Home (Or Park) Farmhouse is a Grade II listed building in the Rutland local planning authority area, England. First listed on 3 December 1990. Farmhouse. 6 related planning applications.

Home (Or Park) Farmhouse

WRENN ID
brooding-frieze-vale
Grade
II
Local Planning Authority
Rutland
Country
England
Date first listed
3 December 1990
Type
Farmhouse
Source
Historic England listing

Description

Home (or Park) Farmhouse is a house, originally built as estate cottages, dating to circa 1795 and designed by John Nash, with extensions added circa 1840 and in the later 19th century. The original construction is of coursed stone rubble with ashlar quoins; the extensions are in painted brick. The roofs are thatched with gabled and half-hipped ends, and there are brick axial and gable end stacks.

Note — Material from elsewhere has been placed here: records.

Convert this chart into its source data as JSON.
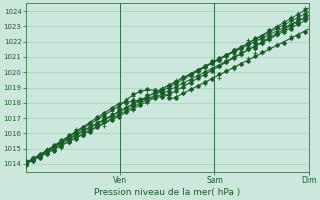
{
  "bg_color": "#cce8dd",
  "grid_color": "#99ccbb",
  "line_color": "#1a5c2a",
  "xlabel": "Pression niveau de la mer( hPa )",
  "ylim": [
    1013.5,
    1024.5
  ],
  "yticks": [
    1014,
    1015,
    1016,
    1017,
    1018,
    1019,
    1020,
    1021,
    1022,
    1023,
    1024
  ],
  "xlim": [
    0,
    1.0
  ],
  "day_positions": [
    0.333,
    0.667,
    1.0
  ],
  "day_labels": [
    "Ven",
    "Sam",
    "Dim"
  ],
  "num_points": 80
}
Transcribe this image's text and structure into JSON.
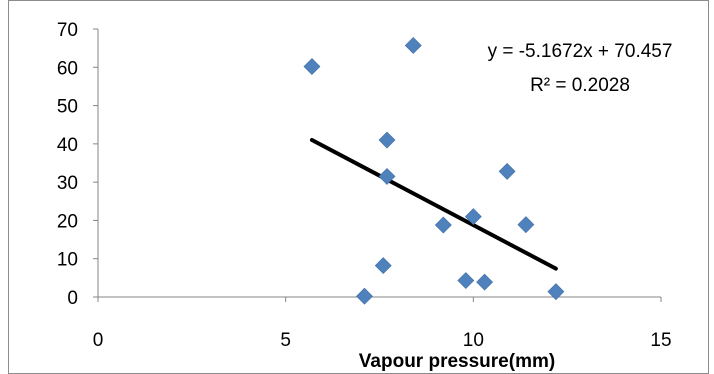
{
  "chart_data": {
    "type": "scatter",
    "title": "",
    "xlabel": "Vapour pressure(mm)",
    "ylabel": "",
    "xlim": [
      0,
      15
    ],
    "ylim": [
      0,
      70
    ],
    "x_ticks": [
      0,
      5,
      10,
      15
    ],
    "y_ticks": [
      0,
      10,
      20,
      30,
      40,
      50,
      60,
      70
    ],
    "x_tick_labels": [
      "0",
      "5",
      "10",
      "15"
    ],
    "y_tick_labels": [
      "0",
      "10",
      "20",
      "30",
      "40",
      "50",
      "60",
      "70"
    ],
    "grid": false,
    "legend": "none",
    "series": [
      {
        "marker": "diamond",
        "color": "#4F81BD",
        "points": [
          {
            "x": 5.7,
            "y": 60.2
          },
          {
            "x": 7.1,
            "y": 0.2
          },
          {
            "x": 7.6,
            "y": 8.2
          },
          {
            "x": 7.7,
            "y": 41.0
          },
          {
            "x": 7.7,
            "y": 31.5
          },
          {
            "x": 8.4,
            "y": 65.7
          },
          {
            "x": 9.2,
            "y": 18.8
          },
          {
            "x": 9.8,
            "y": 4.3
          },
          {
            "x": 10.0,
            "y": 21.0
          },
          {
            "x": 10.3,
            "y": 3.9
          },
          {
            "x": 10.9,
            "y": 32.8
          },
          {
            "x": 11.4,
            "y": 18.9
          },
          {
            "x": 12.2,
            "y": 1.4
          }
        ]
      }
    ],
    "trendline": {
      "type": "linear",
      "slope": -5.1672,
      "intercept": 70.457,
      "x_range": [
        5.7,
        12.2
      ],
      "color": "#000000",
      "equation_label": "y = -5.1672x + 70.457",
      "r2_label": "R² = 0.2028"
    }
  }
}
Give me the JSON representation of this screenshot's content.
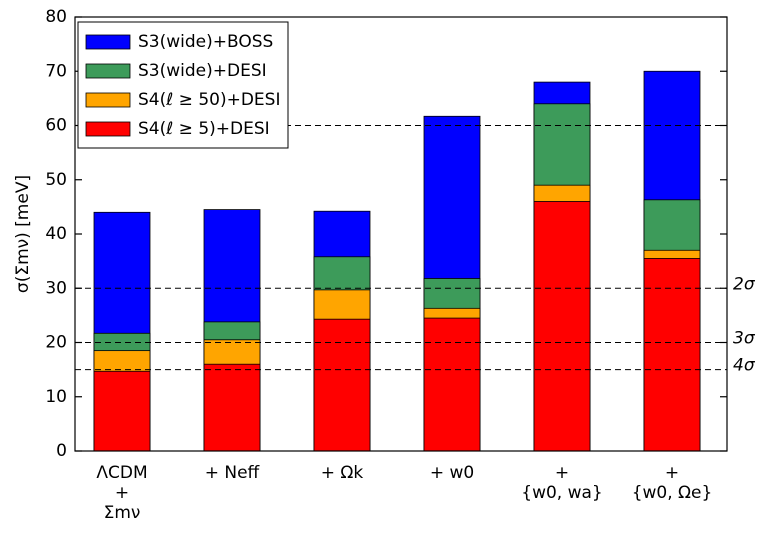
{
  "chart_data": {
    "type": "bar",
    "ylabel": "σ(Σmν) [meV]",
    "categories": [
      [
        "ΛCDM",
        "+",
        "Σmν"
      ],
      [
        "+ Neff"
      ],
      [
        "+ Ωk"
      ],
      [
        "+ w0"
      ],
      [
        "+",
        "{w0, wa}"
      ],
      [
        "+",
        "{w0, Ωe}"
      ]
    ],
    "series": [
      {
        "name": "S3(wide)+BOSS",
        "color": "#0000ff",
        "values": [
          44,
          44.5,
          44.2,
          61.7,
          68,
          70
        ]
      },
      {
        "name": "S3(wide)+DESI",
        "color": "#3d9b5a",
        "values": [
          21.7,
          23.8,
          35.8,
          31.8,
          64,
          46.3
        ]
      },
      {
        "name": "S4(ℓ ≥ 50)+DESI",
        "color": "#ffa500",
        "values": [
          18.5,
          20.5,
          29.7,
          26.3,
          49,
          37
        ]
      },
      {
        "name": "S4(ℓ ≥ 5)+DESI",
        "color": "#ff0000",
        "values": [
          14.7,
          16,
          24.3,
          24.5,
          46,
          35.5
        ]
      }
    ],
    "ylim": [
      0,
      80
    ],
    "yticks": [
      0,
      10,
      20,
      30,
      40,
      50,
      60,
      70,
      80
    ],
    "reference_lines": [
      {
        "value": 60
      },
      {
        "value": 30,
        "label": "2σ"
      },
      {
        "value": 20,
        "label": "3σ"
      },
      {
        "value": 15,
        "label": "4σ"
      }
    ],
    "legend": "upper left"
  }
}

The original pair of cottages on the south side were initially designed as an L-shaped cottage ornée, featuring a verandah in the angle on the front left and integral outshuts on the right and rear. Around 1840, it was converted into a single house, and a wing was added to the rear (north). Later in the 19th century, another wing was constructed in the rear right-hand (northeast) angle. A late 19th-century outhouse block at the back was converted into a cottage annexe in the late 20th century.

The south front has an asymmetrical two-window facade. The right-hand section is a projecting wing with a half-hipped roof, featuring a first-floor two-light casement and a canted bay below with a thatched canopy and sashes. To the left, the thatched roof sweeps down over a verandah supported by thin iron posts (replacing rustic posts). Under the verandah is a three-light casement with a doorway to the left, and a hipped thatched roof dormer is in the roof above. The left-hand (west) return features a French casement with margin panes and a trellis porch. An outshut is carried around the corner to the rear with a catslide roof. A similar outshut extends around the right (east) side. The rear wings have casement windows, and two sashes are on the ground floor of the left (west) side. A former outhouse at the rear is linked to the rear wings by a wall, forming a small yard.

The interior includes joinery from circa 1840, such as panelled doors, and a relatively large open-well staircase with an open string, stick balusters, and a mahogany handrail wreathed over an ornate curtail newel. There are three early 19th-century chimney-pieces with basket grates in the chambers, and circa late 17th or early 18th century bolection moulded marble chimney-pieces in the front right-hand room, likely from Burley-on-the-Hill. A vaulted cellar is under the rear left-hand wing.

A drawing of the house in the county record office is marked as a work by Mr Nash, who was working with Repton on the house and park at Burley-on-the-Hill in 1795-6.